Sixteen year old girls in 1983 could be forgiven for a lot of things. Being naive was definitely one of them. It was a time of tremendous recklessness, greed and false freedoms (I'm looking at all you 80's ladies). It was an epidemic of leap before you think and I was no exception. I did not approach school or social life with anything that could attest to critical thinking. Reaching back into my teenage years for memories, I seemed lonely not only because I was a rural kid but also because I was trusting, inexperienced and confused kid without any friends to show me a yellow brick road. I should've taken a moment to ask for directions myself. I really should have known better, except I didn't. I didn't know any other way but the one that opened up and swallowed me whole. And, even after the signs kept pointing out the falling rocks, I wanted (stupidly) to wait to see if there might be another sign just around the next bend that would say: all clear, naturally safe and perfectly pleasant predator free road ahead! I was beguiled by this one girl who I selected, who I picked. In the blink of one semester, she had liberated me from my parents and into the wilds of 1983 Pittsburgh, Pa. Being her friend was my mistake. I ignored the holes in her because I was infatuated with what was on the outside. It wasn't sexual, it wasn't aspirational, it was simply total. I was annihilated by a dangerous rainbow fish. I envied how little she cared about stuff like school until I didn't care either and I felt free. She wasn't forced to do or be anything, her mother was asleep by 7pm and her father 'golfed'. I don't think I ever asked about the obvious pain or alcoholism in that house because she had so thoroughly infiltrated mine. She was pretty. She was talented. She was a cheerleader. Summer vacation Rah Rah Rah!

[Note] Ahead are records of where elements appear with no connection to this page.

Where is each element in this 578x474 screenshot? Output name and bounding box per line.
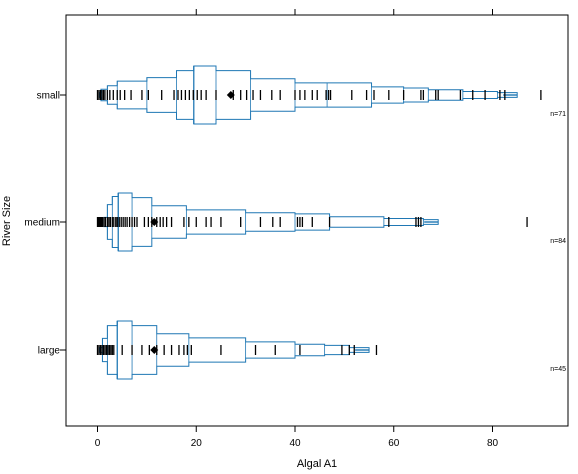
x-axis-title: Algal A1 (297, 458, 337, 470)
y-tick-label: large (38, 346, 61, 357)
y-axis: small medium large (24, 91, 66, 357)
series-layer: n=71 n=84 n=45 (96, 65, 566, 380)
y-axis-title: River Size (1, 196, 13, 246)
mean-marker (150, 218, 159, 226)
mean-marker (226, 91, 235, 99)
series-small: n=71 (96, 65, 566, 125)
x-tick-label: 40 (289, 438, 301, 449)
n-label: n=84 (550, 238, 566, 245)
x-tick-label: 80 (487, 438, 499, 449)
x-tick-label: 60 (388, 438, 400, 449)
plot-frame (65, 14, 569, 427)
y-tick-label: small (37, 91, 60, 102)
series-medium: n=84 (96, 192, 566, 252)
x-tick-label: 0 (95, 438, 101, 449)
series-large: n=45 (96, 320, 566, 380)
n-label: n=71 (550, 111, 566, 118)
quantile-outline (99, 320, 370, 380)
n-label: n=45 (550, 366, 566, 373)
x-axis-top (97, 9, 493, 15)
x-tick-label: 20 (191, 438, 203, 449)
mean-marker (150, 346, 159, 354)
x-axis-bottom: 0 20 40 60 80 (95, 426, 499, 449)
y-tick-label: medium (24, 218, 60, 229)
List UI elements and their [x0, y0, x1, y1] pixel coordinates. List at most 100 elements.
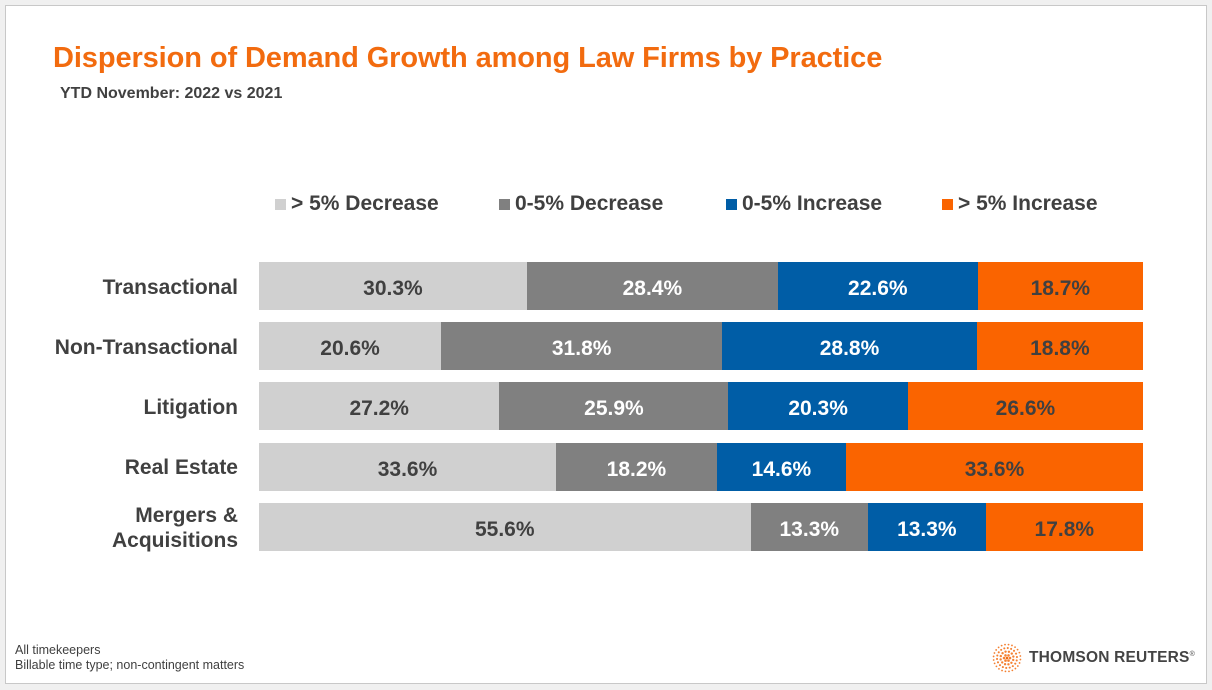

My big realization is that my high school BFF was an outsized influence on my undersized Self. She was commanding but also preternaturally lazy and comfortable being comfortably numb. She unearthed my bad tendencies with industrial sized plough and we feasted on the rotten surplus together, like zombies. I was putting limits on my future by hitchin' up with her but I couldn't help it. I was addicted. In return for my devotion, she roasted me on a spit, over and over. She followed and swallowed everything that was mine, my path, my college, my job, my city, eventually my husband (they are married now). I look at black and white pictures and precious things from the deck of memories that holds all of the reckless behavior and I am sad for the me that stunted my self respect for some fun and a discount ride to dawntown. It was my all my fault, all that fun for nothing and kicks for free.


Teenage brains are an easy thing to waste, it's a formative time, and like, smoking and drinking when your brain is trying to ladder up synapses ~ is bad. It's my bathinkadink that cues the regret with a sad face emoji. It's like the nice lady said: "Just say no". My friend was not really a friend. She captured my flag and stole my heart only to use it as a spare, and she helped me dull my brain with compounding bad decisions that imprisoned me in a second guessing overactive mind of unimportant vaccousness. I chose poorly and my brain has paid the price. Instead of opening an intellectual me to a wider, deeper free thinking universe where all the important questions are waiting to be loved, I stranded myself on the beach. I don't feel bad for the bruising it gave my heart, I recovered. But, there's a heap of regret in that junk drawer full of old recklessness where freedom of thought might have been alphabetized and too much time was spent on nothing. Dear daughter, Look before you leap and pick your friends carefully.